Sarji dan Iin hanya manggut-manggut seolah mengerti, "yasudah tugas lu berdua kalau gitu. Sana pergi jelasin!" pinta Iin seraya menunjuk pintu kamar Ali. Aji dan Adel langsung menuju kamar Ali dan membukanya, klekkk....
Bughhh...
Rupanya saat itu, Ali sedang menguping pembicaraan keluarganya dengan menempelkan telinganya di pintu. Ali tak menyadari kalau Aji dan Adel sudah berjalan menuju kamarnya sehingga saat pintu di dorong ke dalam mengenai kepalanya, "awwww..." ringkih Ali karena dorongan pintunya sangat keras mengenai kepalanya.

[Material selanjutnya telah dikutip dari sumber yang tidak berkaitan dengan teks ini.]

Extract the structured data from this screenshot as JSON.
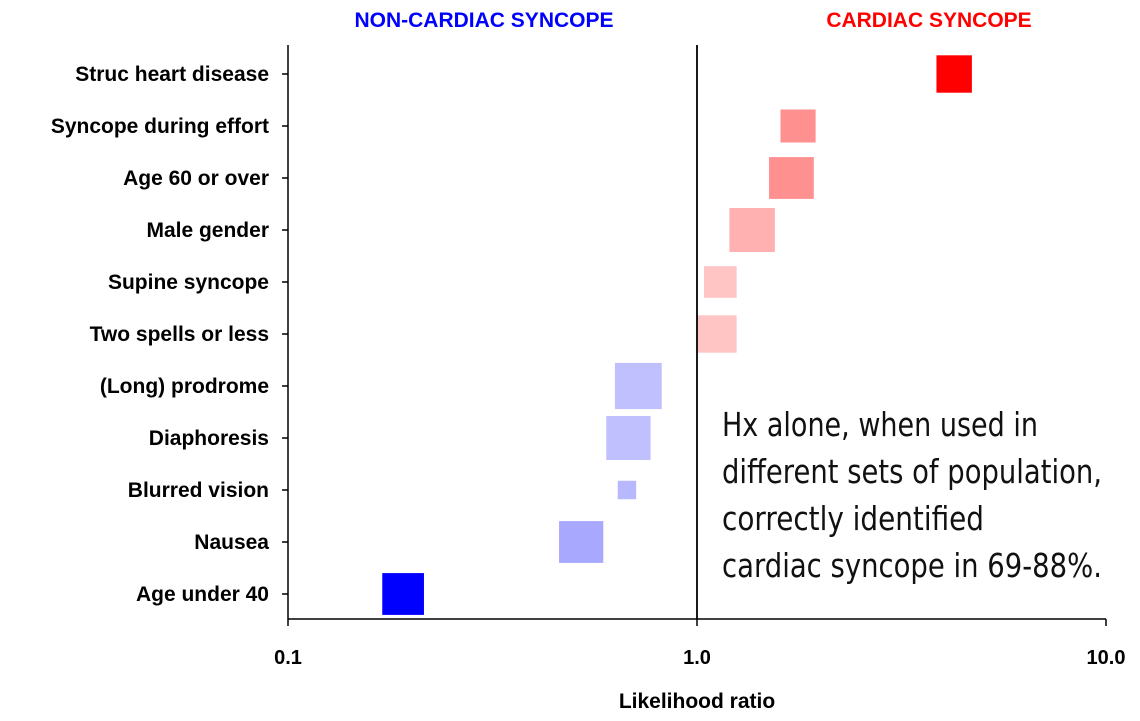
{
  "chart_data": {
    "type": "forest",
    "title": "",
    "header_left": "NON-CARDIAC SYNCOPE",
    "header_right": "CARDIAC SYNCOPE",
    "header_left_color": "#0000ff",
    "header_right_color": "#ff0000",
    "xlabel": "Likelihood ratio",
    "xscale": "log",
    "xlim": [
      0.1,
      10.0
    ],
    "xticks": [
      "0.1",
      "1.0",
      "10.0"
    ],
    "reference_line": 1.0,
    "rows": [
      {
        "label": "Struc heart disease",
        "low": 3.85,
        "high": 4.7,
        "weight": 0.85,
        "color": "#ff0000"
      },
      {
        "label": "Syncope during effort",
        "low": 1.6,
        "high": 1.95,
        "weight": 0.75,
        "color": "#ff9090"
      },
      {
        "label": "Age 60 or over",
        "low": 1.5,
        "high": 1.93,
        "weight": 0.95,
        "color": "#ff9090"
      },
      {
        "label": "Male gender",
        "low": 1.2,
        "high": 1.55,
        "weight": 1.0,
        "color": "#ffb0b0"
      },
      {
        "label": "Supine syncope",
        "low": 1.04,
        "high": 1.25,
        "weight": 0.72,
        "color": "#ffc4c4"
      },
      {
        "label": "Two spells or less",
        "low": 1.0,
        "high": 1.25,
        "weight": 0.85,
        "color": "#ffc4c4"
      },
      {
        "label": "(Long) prodrome",
        "low": 0.63,
        "high": 0.82,
        "weight": 1.05,
        "color": "#c0c0ff"
      },
      {
        "label": "Diaphoresis",
        "low": 0.6,
        "high": 0.77,
        "weight": 1.0,
        "color": "#c0c0ff"
      },
      {
        "label": "Blurred vision",
        "low": 0.64,
        "high": 0.71,
        "weight": 0.42,
        "color": "#b8b8ff"
      },
      {
        "label": "Nausea",
        "low": 0.46,
        "high": 0.59,
        "weight": 0.95,
        "color": "#a8a8ff"
      },
      {
        "label": "Age under 40",
        "low": 0.17,
        "high": 0.215,
        "weight": 0.95,
        "color": "#0000ff"
      }
    ],
    "annotation": [
      "Hx alone, when used in",
      "different sets of population,",
      "correctly identified",
      "cardiac syncope in 69-88%."
    ]
  }
}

Aji dan Adel langsung terkejut, "lu kenapa, Bang?" tanya Adel tak merasa bersalah, sementara Ali mengelus-ngelus kepalanya agar rasa sakitnya berkurang, "kalian kalau masuk kamar orang, ketuk pintulah!" oceh Ali kesal.
"Tapi, kan ini kamar gua juga, Bang," jawab Aji tak merasa bersalah juga. Ali tak menghiraukan ucapan Aji, ia merasakan kepalanya seperti mau pecah.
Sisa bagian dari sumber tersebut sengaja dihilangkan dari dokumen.